Set in New London – in a society where class is enforced by genetic engineering and hypnopaedic indoctrination, the use of the euphoric drug soma is universal, public orgies are wholesome fun and ‘mother’ is a swear word – Brave New World is a novel with many themes. One of them is misogyny and the mechanisms by which it is expressed and perpetuated. Consequently, the portrayal of the novel’s central female character, Lenina Crowne, and her relationship with John the Savage (the emotional core of the story) are huge contributing factors to the success or failure of any adaptation. Wiener faces the challenge of depicting a society he describes as ‘hugely problematic’ without condoning it, which raises questions about how the problematic aspects of the novel could, or even should be, adapted.

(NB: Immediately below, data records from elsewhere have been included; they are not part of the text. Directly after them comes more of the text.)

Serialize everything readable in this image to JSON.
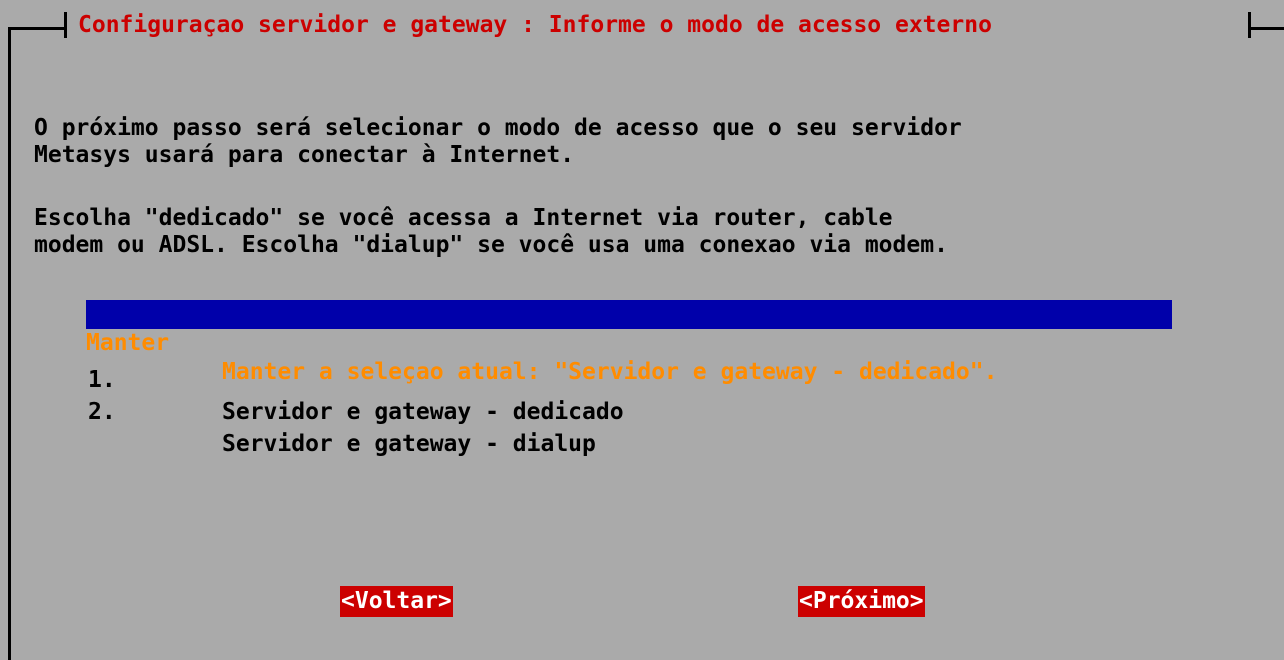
{
  "dialog": {
    "title": "Configuraçao servidor e gateway : Informe o modo de acesso externo",
    "text_lines": [
      "O próximo passo será selecionar o modo de acesso que o seu servidor",
      "Metasys usará para conectar à Internet.",
      "Escolha \"dedicado\" se você acessa a Internet via router, cable",
      "modem ou ADSL. Escolha \"dialup\" se você usa uma conexao via modem."
    ],
    "menu": [
      {
        "tag": "Manter",
        "desc": "Manter a seleçao atual: \"Servidor e gateway - dedicado\".",
        "selected": true
      },
      {
        "tag": "1.",
        "desc": "Servidor e gateway - dedicado",
        "selected": false
      },
      {
        "tag": "2.",
        "desc": "Servidor e gateway - dialup",
        "selected": false
      }
    ],
    "buttons": {
      "back_label": "<Voltar>",
      "next_label": "<Próximo>"
    }
  },
  "colors": {
    "background": "#aaaaaa",
    "title": "#cc0000",
    "selection_bg": "#0000aa",
    "selection_fg": "#ff8c00",
    "button_bg": "#cc0000",
    "button_fg": "#ffffff"
  }
}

the challenge of depicting a society he describes as ‘hugely problematic’ without condoning it
The events of Brave New World take place in 2540CE, but despite the many technological advances of New London, the treatment of women hasn’t changed much since Huxley’s time — or ours. Beneath this brave new world’s veneer of equality, Huxley makes it plain that misogyny is alive and well. Secretaries are unanimously female with ‘lustrous smiles’, and are ordered about by ‘powerfully built… broad-shouldered’ men. In one scene two female characters discuss being ‘patted… on the behind’ by their boss, and the sexual assault is accepted as ‘conventional’ male behaviour. In the opening scene a group of students tour the Hatchery where genetic engineering takes place, and it is made clear by the narration that there are no women amongst them.

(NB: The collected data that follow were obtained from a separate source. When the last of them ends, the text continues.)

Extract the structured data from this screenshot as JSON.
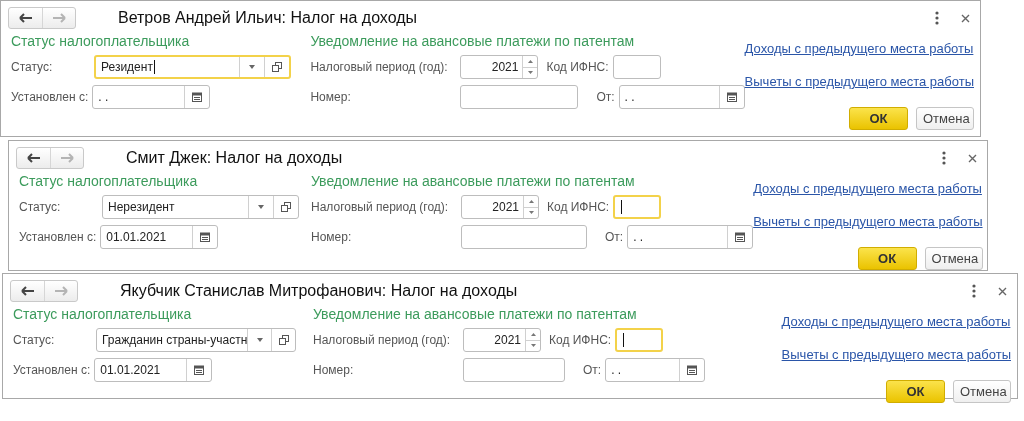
{
  "windows": [
    {
      "title": "Ветров Андрей Ильич: Налог на доходы",
      "forward_disabled": true,
      "status_section": "Статус налогоплательщика",
      "status_label": "Статус:",
      "status_value": "Резидент",
      "status_focused": true,
      "established_label": "Установлен с:",
      "established_value": ". .",
      "notice_section": "Уведомление на авансовые платежи по патентам",
      "period_label": "Налоговый период (год):",
      "period_value": "2021",
      "ifns_label": "Код ИФНС:",
      "ifns_focused": false,
      "number_label": "Номер:",
      "from_label": "От:",
      "from_value": ". .",
      "links": [
        "Доходы с предыдущего места работы",
        "Вычеты с предыдущего места работы"
      ],
      "ok": "ОК",
      "cancel": "Отмена"
    },
    {
      "title": "Смит Джек: Налог на доходы",
      "forward_disabled": true,
      "status_section": "Статус налогоплательщика",
      "status_label": "Статус:",
      "status_value": "Нерезидент",
      "status_focused": false,
      "established_label": "Установлен с:",
      "established_value": "01.01.2021",
      "notice_section": "Уведомление на авансовые платежи по патентам",
      "period_label": "Налоговый период (год):",
      "period_value": "2021",
      "ifns_label": "Код ИФНС:",
      "ifns_focused": true,
      "number_label": "Номер:",
      "from_label": "От:",
      "from_value": ". .",
      "links": [
        "Доходы с предыдущего места работы",
        "Вычеты с предыдущего места работы"
      ],
      "ok": "ОК",
      "cancel": "Отмена"
    },
    {
      "title": "Якубчик Станислав Митрофанович: Налог на доходы",
      "forward_disabled": true,
      "status_section": "Статус налогоплательщика",
      "status_label": "Статус:",
      "status_value": "Гражданин страны-участн",
      "status_focused": false,
      "established_label": "Установлен с:",
      "established_value": "01.01.2021",
      "notice_section": "Уведомление на авансовые платежи по патентам",
      "period_label": "Налоговый период (год):",
      "period_value": "2021",
      "ifns_label": "Код ИФНС:",
      "ifns_focused": true,
      "number_label": "Номер:",
      "from_label": "От:",
      "from_value": ". .",
      "links": [
        "Доходы с предыдущего места работы",
        "Вычеты с предыдущего места работы"
      ],
      "ok": "ОК",
      "cancel": "Отмена"
    }
  ]
}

Scientists make derisive comments about freemartins (women who have been genetically sterilised in utero with male sex hormone), mocking their ‘tendency to grow beards’. Women are subjected to compulsory ‘Pregnancy Substitutes’ from the age of twenty-one, and those with especially wide pelvises are encouraged to begin having them as teenagers. The word ‘“father” [is considered] not so much obscene as [“mother”] with its connotation of something at one remove from the loathsomeness and moral obliquity of child-bearing’.

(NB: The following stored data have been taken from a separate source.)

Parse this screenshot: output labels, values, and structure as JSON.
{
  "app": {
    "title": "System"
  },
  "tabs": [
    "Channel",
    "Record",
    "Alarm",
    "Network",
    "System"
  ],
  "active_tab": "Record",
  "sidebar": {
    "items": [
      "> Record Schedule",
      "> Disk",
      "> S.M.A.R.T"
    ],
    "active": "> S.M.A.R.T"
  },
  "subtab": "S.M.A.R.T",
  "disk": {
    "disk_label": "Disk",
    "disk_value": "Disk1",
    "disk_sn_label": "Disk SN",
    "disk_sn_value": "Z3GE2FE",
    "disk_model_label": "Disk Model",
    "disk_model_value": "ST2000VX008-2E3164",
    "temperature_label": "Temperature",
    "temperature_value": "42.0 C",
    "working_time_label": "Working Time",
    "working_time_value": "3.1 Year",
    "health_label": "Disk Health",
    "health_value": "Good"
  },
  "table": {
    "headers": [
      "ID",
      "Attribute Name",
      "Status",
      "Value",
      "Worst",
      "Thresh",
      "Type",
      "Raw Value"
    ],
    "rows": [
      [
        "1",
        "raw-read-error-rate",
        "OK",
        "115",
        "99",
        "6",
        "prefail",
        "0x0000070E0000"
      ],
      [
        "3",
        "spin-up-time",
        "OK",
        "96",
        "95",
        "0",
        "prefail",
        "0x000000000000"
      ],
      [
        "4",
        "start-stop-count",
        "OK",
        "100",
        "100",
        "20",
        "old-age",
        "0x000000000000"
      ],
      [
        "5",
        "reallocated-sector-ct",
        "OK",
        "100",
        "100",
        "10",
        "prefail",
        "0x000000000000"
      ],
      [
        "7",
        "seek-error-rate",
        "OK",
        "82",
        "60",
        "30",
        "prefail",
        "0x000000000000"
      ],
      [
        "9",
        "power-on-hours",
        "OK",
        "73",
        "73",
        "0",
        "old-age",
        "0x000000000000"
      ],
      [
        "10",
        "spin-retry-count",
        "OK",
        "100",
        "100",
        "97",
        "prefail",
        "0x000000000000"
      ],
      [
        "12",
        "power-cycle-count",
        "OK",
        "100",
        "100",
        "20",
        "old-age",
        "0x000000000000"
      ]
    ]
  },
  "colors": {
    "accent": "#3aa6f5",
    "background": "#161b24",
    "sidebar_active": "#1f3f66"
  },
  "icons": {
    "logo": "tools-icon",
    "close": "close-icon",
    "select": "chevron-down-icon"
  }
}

Alexis Soloski, writing for The New York Times, describes Lenina in the novel as ‘a cheerful sex bunny’ and certainly this is the socially-sanctioned persona she adopts. Yet behind it, Huxley’s Lenina is fully aware of the ugliness and meaninglessness of her world. At one point in the novel she recalls waking in the night as a child and hearing with ‘a shock of fear’ the hypnopaedic suggestions that psychologically condition all citizens, ‘the whispering that… haunted all her sleeps’. Like the prominent male characters in the story, she is deeply unhappy. But where they feel entitled to complain, to rail against the system, to riot, to write transgressive poetry, to request a transfer to the Falklands, Lenina takes soma and does what is expected of her with a determined smile on her face. For women, this is a familiar and well-indoctrinated message — you are powerless, so you had better grit your teeth and just get on with it.
Soloski refers to Huxley’s John, with considerably more accuracy, as ‘prissy and deeply neurotic, anti-sex and anti-fun’. This is, if anything, a generous assessment. John’s behaviour towards Lenina is characteristic of an abusive relationship. His attitude towards her swings between idealisation and devaluation in a manner characteristic of clinical narcissism. He slut-shames her for watching the immersive porn that is New London’s main form of entertainment (‘I don’t think you ought to see things like that’). He is controlling, condescending and physically violent. And yet worryingly, Ehrenreich, who plays John in Wiener’s adaptation, describes him as a man driven by his ‘ardent belief in a deep, emotional love’. At the climax of the novel, John beats Lenina to death for perceived unchastity (and, it’s implied, rapes her corpse). One wonders how such a statement and such a scene can possibly be reconciled.
Adapting a novel about a society whose bigotry you are unwilling to address, or even acknowledge, misses the point
In the novel, John’s treatment of Lenina is chilling because it is realistic. He is not the first man to feel entitled to a woman’s chastity; to objectify her, then subject her to physical and verbal abuse because she does not live up to his idealised fantasy. Nor is he the first misogynist to use literature to justify his Madonna-Whore complex (it is no accident that, of all the Shakespeare plays John reads, the most frequently referenced in the novel is Othello). Nor will he be the first to be romanticised because of it.
Dystopia is a vehicle to examine the sociopolitical injustices of our own time. Adapting a novel about a society whose bigotry you are unwilling to address, or even acknowledge, misses the point, resulting in an adaptation that colludes rather than condemns. The treatment of women in Brave New World is hugely problematic for a reason — one that this adaption has seemingly decided to gloss over by reframing abuse as ‘deep, emotional love’.